最近話題の教育虐待は、虐待ではありますが③より上の欲求を侵害しています。
また、身体障害やアトピーの有無によって、育ちには問題が無くても①が脅かされている人がいますね。
虐待サバイバーは世界でひとりぼっち、宇宙一孤独なように感じる理由
私は友達と会話が通じたという経験がありません。
友達の言っていることは理解できる。
友達はたくさんいるし、彼らは私と話すと嬉しそうな顔をしてくれる。
10歳以降はブログ以外に自分の本音を他者に開示したことがありません。
開示したところで、どうせ「変だ」と一刀両断されるだけだから。
人と話す時には80%聞き役に徹するようにしています。
最初にこちらが「自分下げ相手上げ」の自己開示をすると、必ず相手は良い気持ちになります。

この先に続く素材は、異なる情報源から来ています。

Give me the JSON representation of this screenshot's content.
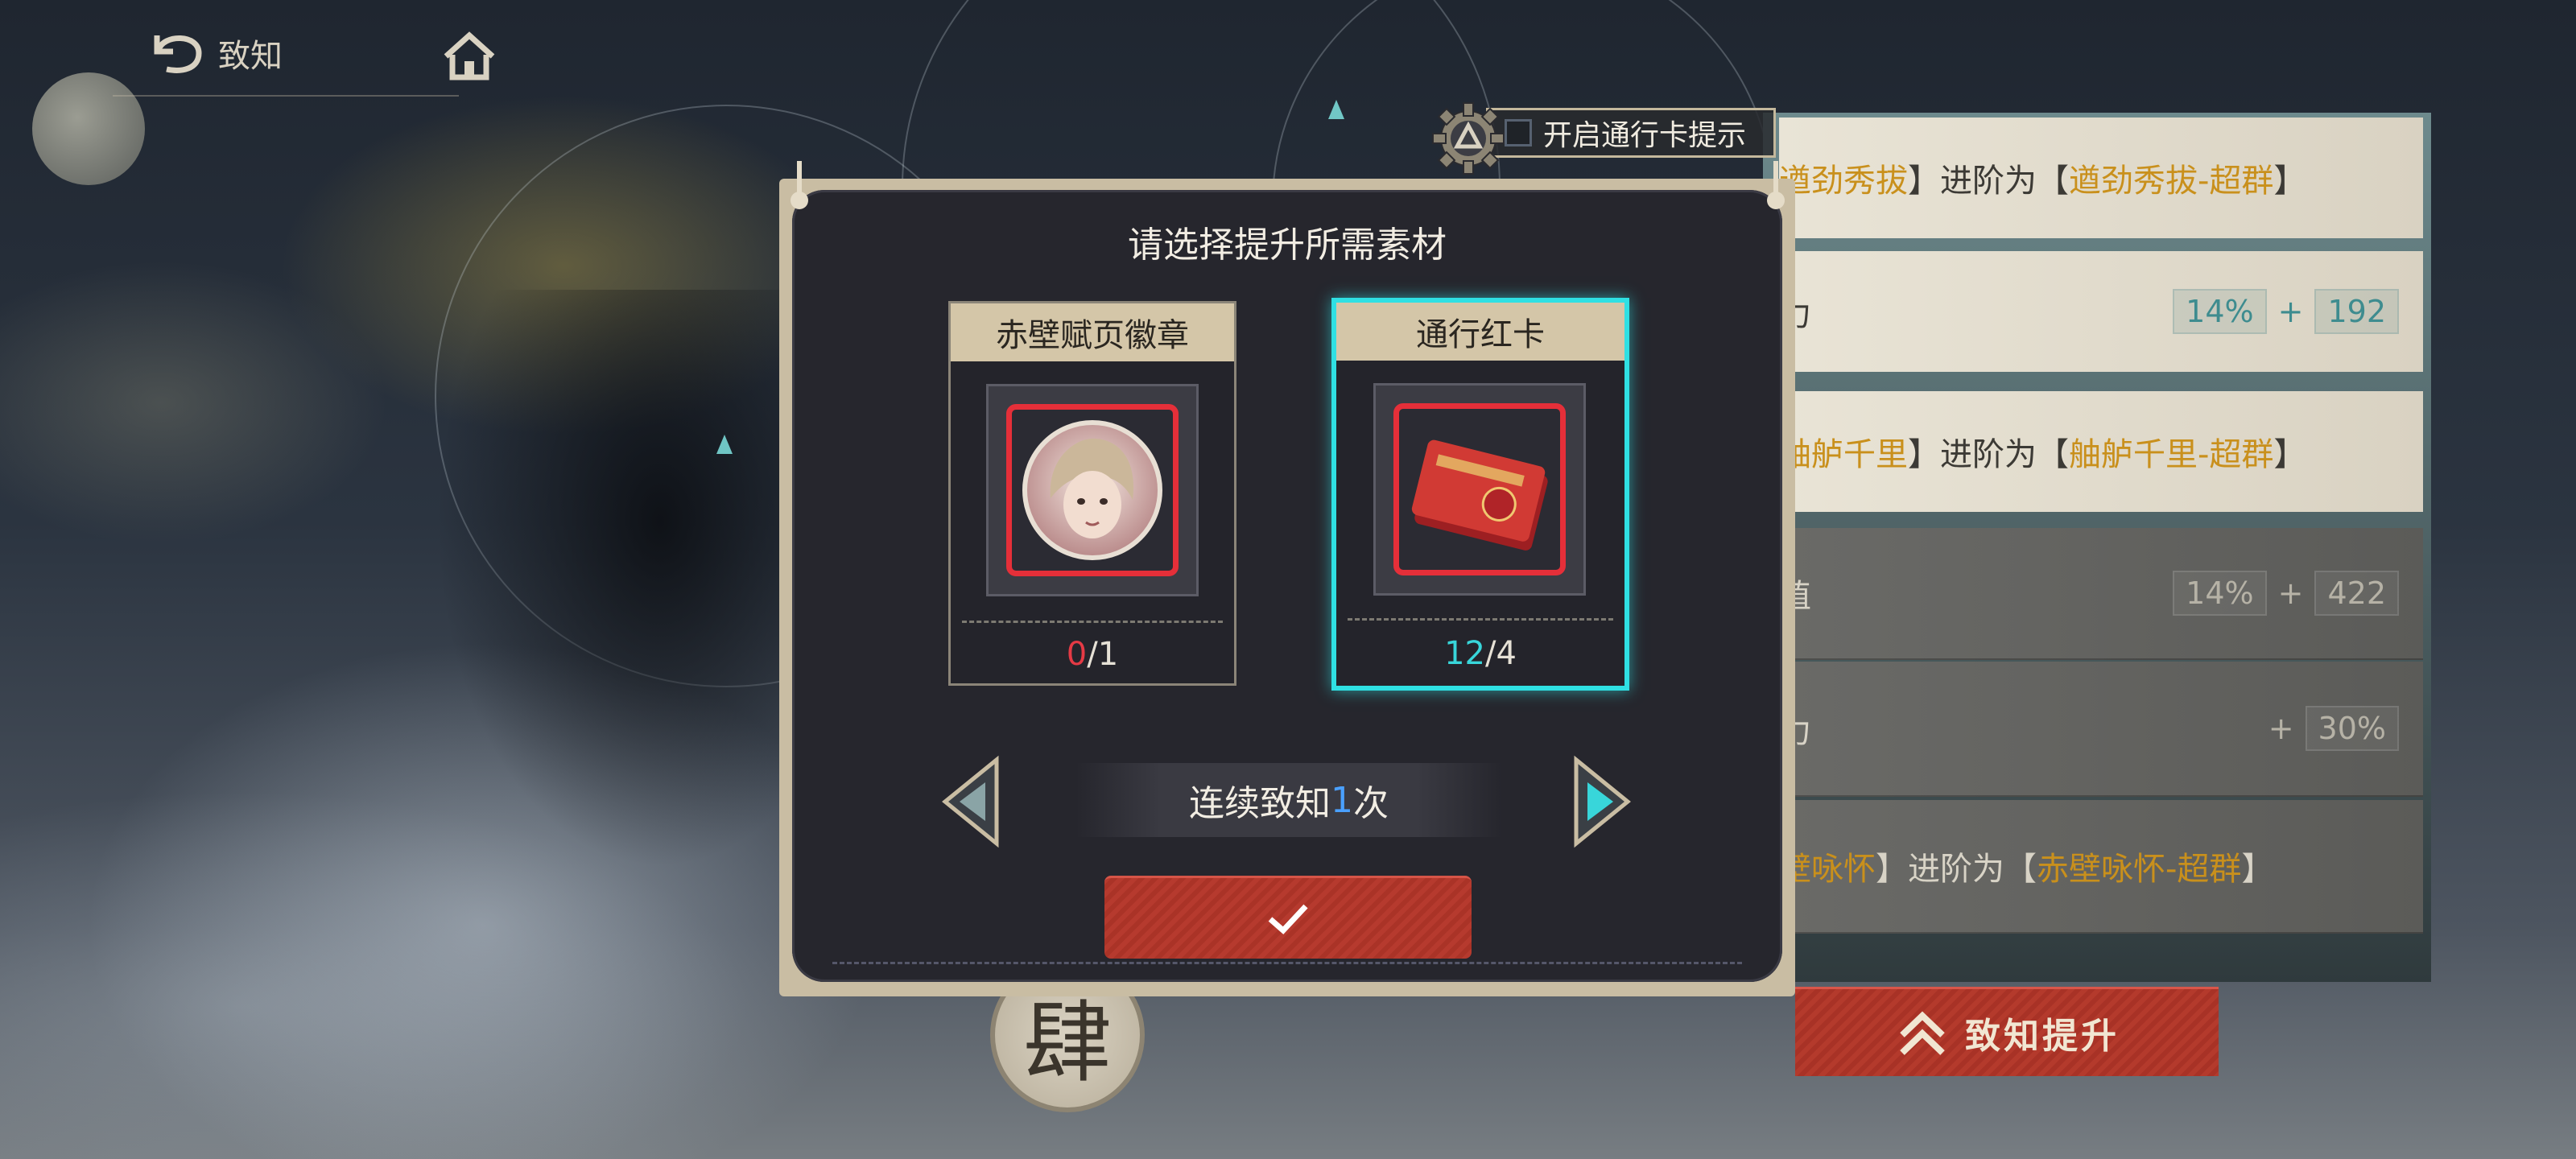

マウントを取った上に、自分の自慢が出来ればドーパミン出ますからね。
小さい頃からこの仕組みを自然と認識していたし、
自分は自分の話を誰に出来なくても別に困らなかった。
生きている=生理的欲求が満たされていない幼児期を送りましたから、
生きているだけで十分なんです。別に不特定多数から承認されたいとか思わないんです。
そもそも、私の頭の中で起きている認知の様式を理解できた人は一人もいません。
それは優劣や善悪を言いたいつもりは1ミリもありません!
ではなくて、虐待され殺されかけ病気で死にかけた子供は、
良くも悪くもたった一人で自分で自分を守らねばならなかったために
子供ひとりとひり独自の「世界でひとりぼっち」の認知を獲得するため、
生まれてこの方、人間と会話が通じたという感覚がありません。
これがよく言う「虐待サバイバーは世界でたった一人のように感じる」という言葉につながるのでしょう。
「弱い者たちが夕暮れ 更に弱い者を叩く」
人間も動物です。
ヒトは自分より弱い者を瞬時に見抜く能力を持っています。
ですから、生きているだけで御の字の省エネサバイバーは、
「より弱い虐待」で傷ついた人に搾取される運命にあります。
つまり、家族に性虐待され続けた女性が、東大に入れ教育虐待された高収入家庭育ち男にDVされる、みたいな構図です。
これはちょっと複雑なので自分の例で説明しますね。
私は生きるか死ぬかの世界を生きていて、親も周囲の大人も友達も助けてくれなかった。
だから、誰かに頼るとか、何かに依存するという概念が獲得されていません。
だからタバコとかギャブルとか酒とかドラッグとか犯罪行為に依存しようと思いません。
だって間違いなく死に近づきますよね。
酒ってすごいと思うんです。
あんな警戒心ゼロで自分を曝け出しているということは、世界を安全だと無意識に思えているってことでしょう?
私は人生で一度も酔ったことがありません。
そもそもいつ殺されるか分からない認知の世界で生きているのに、
あんな無防備に酔っ払って本音を言える人がとてもとても素敵で羨ましいです。
私はきっと一生「酔っ払って何もかも忘れて安心する」ことは出来ないでしょう。
酔っ払っいより知識や努力や集中力はあるかもしれない。
けれど、酔っ払っえる、何か趣味に依存出来る、というのは、とても人間らしい高次なレベルであることがご理解いただけたでしょうか。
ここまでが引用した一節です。